A method for measuring NADH or NADPH, which measures a current flowing between the working electrode and the counter electrode after 0 millisecond. 2. A series of operations in the measurement method according to claim 1 is defined as one cycle, and this operation is repeated for two or more cycles, and an average value of current measured in each cycle is calculated and converted into a NADH concentration or a NADPH concentration. Measurement method to be performed. 3. The method according to claim 2, wherein a series of operations of two or more cycles are performed continuously in time. 4. The measuring method according to claim 1, wherein the time for applying a constant potential within a range in which electrolysis of NADH or NADPH does not occur is a time required for the electrodes to stabilize. 5. A constant potential within a range in which electrolysis of NADH or NADPH does not occur is -500 to 200 mV (v
s. (Ag / AgCl) is the measurement method according to any one of claims 1 to 4. 6. A time for applying a constant potential within a range in which electrolysis of NADH or NADPH does not occur is 1 second to 120 seconds.

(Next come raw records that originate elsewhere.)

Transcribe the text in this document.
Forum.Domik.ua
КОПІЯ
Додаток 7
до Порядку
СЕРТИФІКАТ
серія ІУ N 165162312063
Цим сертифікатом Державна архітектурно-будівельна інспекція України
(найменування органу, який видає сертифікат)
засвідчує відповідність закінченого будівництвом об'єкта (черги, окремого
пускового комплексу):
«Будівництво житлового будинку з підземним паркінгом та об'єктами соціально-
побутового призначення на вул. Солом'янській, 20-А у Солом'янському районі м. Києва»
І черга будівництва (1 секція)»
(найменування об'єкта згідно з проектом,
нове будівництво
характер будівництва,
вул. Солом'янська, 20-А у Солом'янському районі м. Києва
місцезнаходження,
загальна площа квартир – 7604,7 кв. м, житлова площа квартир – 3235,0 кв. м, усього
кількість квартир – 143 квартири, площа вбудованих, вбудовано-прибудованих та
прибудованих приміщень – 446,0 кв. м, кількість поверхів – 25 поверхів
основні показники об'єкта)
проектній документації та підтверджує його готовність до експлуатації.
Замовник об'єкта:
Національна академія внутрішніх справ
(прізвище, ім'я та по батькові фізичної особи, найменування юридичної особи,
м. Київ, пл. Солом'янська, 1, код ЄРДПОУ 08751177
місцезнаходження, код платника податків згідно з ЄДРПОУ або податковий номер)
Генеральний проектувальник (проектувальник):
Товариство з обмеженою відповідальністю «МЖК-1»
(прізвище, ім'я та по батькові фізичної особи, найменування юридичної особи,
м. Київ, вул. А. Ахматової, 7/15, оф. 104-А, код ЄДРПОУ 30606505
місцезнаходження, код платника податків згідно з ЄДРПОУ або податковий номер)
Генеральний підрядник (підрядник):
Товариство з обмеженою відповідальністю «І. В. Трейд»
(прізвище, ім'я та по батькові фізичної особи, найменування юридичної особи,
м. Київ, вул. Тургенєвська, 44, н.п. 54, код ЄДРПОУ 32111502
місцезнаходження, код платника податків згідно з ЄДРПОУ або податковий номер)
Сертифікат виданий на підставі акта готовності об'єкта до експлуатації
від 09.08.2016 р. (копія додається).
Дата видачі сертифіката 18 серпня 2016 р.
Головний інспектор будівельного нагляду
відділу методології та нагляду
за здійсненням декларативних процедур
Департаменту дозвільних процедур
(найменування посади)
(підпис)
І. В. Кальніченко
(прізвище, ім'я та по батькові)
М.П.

The measuring method according to any one of claims 1 to 5, which is in a range of seconds. 7. The measuring method according to claim 1, wherein the time for applying a constant potential within a range in which electrolysis of NADH or NADPH does not occur is in a range of 2 seconds to 10 seconds. 8. A pulse potential of 100 to 1000 mV (v
s. (Ag / AgCl). The method according to claim 1. 9. The measuring method according to claim 1, wherein the working electrode is a plastic formed carbon electrode. 10. The measuring method according to claim 1, wherein the working electrode is covered with an interference removing film. 11. An enzyme activity for measuring the activity of an enzyme having NADH or NADPH as a coenzyme by measuring the concentration of NADH or NADPH using the method according to any one of claims 1 to 10. Measuring method. 12. An enzyme substrate for measuring the concentration of a substrate of an enzyme having NADH or NADPH as a coenzyme by measuring the concentration of NADH or NADPH by using the method according to any one of claims 1 to 10. How to measure the concentration.